Benedict’s correction shortly thereafter shows "that the 94-year-old pope emeritus had apparently relied on employees who, of all things, made a decisive mistake at the crucial point".

"Scandalization over the alleged ‘lie’ is now falling fully on the 94-year-old in the media, allegedly discrediting his entire life’s work"

Oster criticizes a "story made so big by the media with the alleged lie of a 94 year old man". The "scandalizing over the alleged ‘lie’ is now falling full-circle on the 94-year-old in the media, allegedly discrediting his entire life’s work".

The bishop asks: "If you and I are also personally fond of a person – and see that a mistake has happened for which he has responsibility (whether it is to be blamed on him personally I leave open, see above), would we then publicly break the baton on him? Just as large sections of the public, both inside and outside the church, are now doing? Up to the, from my point of view, inappropriate demand to deprive him of honorary citizenship?" Oster asks about the motives: whether to hit the church as a whole or within the church for "a completely different church" want to worry about.

"The usual way of dealing with these issues at the time"

Oster explains, in the ecclesiastical "system for too long there had been "almost no interest in the concrete fate of people" given "those affected by abuse, and little knowledge of their stories".
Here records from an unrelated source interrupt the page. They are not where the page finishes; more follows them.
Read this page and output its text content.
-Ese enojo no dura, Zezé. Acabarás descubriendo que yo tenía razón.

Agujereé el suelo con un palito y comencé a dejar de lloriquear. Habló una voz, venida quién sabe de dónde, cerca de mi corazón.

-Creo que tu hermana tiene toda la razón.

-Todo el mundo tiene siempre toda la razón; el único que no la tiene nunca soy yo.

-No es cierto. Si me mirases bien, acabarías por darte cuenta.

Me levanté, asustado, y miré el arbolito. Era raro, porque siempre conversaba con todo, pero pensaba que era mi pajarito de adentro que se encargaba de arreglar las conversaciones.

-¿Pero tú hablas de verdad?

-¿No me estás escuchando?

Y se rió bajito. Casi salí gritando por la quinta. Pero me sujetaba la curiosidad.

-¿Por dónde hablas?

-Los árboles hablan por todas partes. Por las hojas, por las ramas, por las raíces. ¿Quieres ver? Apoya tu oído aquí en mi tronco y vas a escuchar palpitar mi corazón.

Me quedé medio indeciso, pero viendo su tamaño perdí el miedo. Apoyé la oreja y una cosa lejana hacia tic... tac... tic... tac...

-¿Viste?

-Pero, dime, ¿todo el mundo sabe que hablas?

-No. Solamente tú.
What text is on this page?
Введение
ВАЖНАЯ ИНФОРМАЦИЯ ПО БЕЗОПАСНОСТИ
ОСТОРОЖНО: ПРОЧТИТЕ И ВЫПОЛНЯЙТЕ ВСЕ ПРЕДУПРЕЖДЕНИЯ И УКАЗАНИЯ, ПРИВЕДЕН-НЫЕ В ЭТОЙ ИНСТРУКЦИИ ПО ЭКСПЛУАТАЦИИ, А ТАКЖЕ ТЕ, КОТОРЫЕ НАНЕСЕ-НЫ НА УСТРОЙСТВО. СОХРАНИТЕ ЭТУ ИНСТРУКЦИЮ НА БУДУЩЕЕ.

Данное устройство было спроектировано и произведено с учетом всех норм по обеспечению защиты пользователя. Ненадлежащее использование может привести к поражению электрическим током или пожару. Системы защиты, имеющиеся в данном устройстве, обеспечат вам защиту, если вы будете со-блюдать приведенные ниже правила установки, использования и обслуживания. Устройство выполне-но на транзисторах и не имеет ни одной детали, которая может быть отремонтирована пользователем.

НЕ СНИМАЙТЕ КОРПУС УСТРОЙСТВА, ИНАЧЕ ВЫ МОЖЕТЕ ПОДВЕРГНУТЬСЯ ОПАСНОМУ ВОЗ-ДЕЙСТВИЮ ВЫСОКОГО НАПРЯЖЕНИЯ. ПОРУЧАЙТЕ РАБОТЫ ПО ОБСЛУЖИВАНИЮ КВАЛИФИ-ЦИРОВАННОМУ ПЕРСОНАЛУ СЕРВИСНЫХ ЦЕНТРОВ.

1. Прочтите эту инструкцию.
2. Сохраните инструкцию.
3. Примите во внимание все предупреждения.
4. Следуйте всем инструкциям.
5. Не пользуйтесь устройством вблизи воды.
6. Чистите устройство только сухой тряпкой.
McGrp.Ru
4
The other three cases that Ratzinger would be accused of misconduct therefore "testify to a customary way of dealing with these issues and the people involved at the time, and ‘customary’ doesn’t mean that you can find it good today.". Oster emphasizes that he cannot see that Benedikt wanted to cover up. "Of course, this still does not take into account the consequences that some omissions had for the victims." He is therefore curious about the further statement on the expert opinion announced by Benedikt.

The long-awaited abuse report for the Archdiocese of Munich-Freising heavily incriminates current and former officials, including Pope Emeritus Benedict XVI.

Joseph Ratzinger had behaved incorrectly in four cases during his tenure as Archbishop of Munich (1977-1982), according to the investigation by the law firm Westpfahl Spilker Wastl (WSW) presented in Munich on Thursday. Archbishop Cardinal Reinhard Marx, the lawyers accuse, among other things, not to have taken sufficient care of cases of sexual abuse.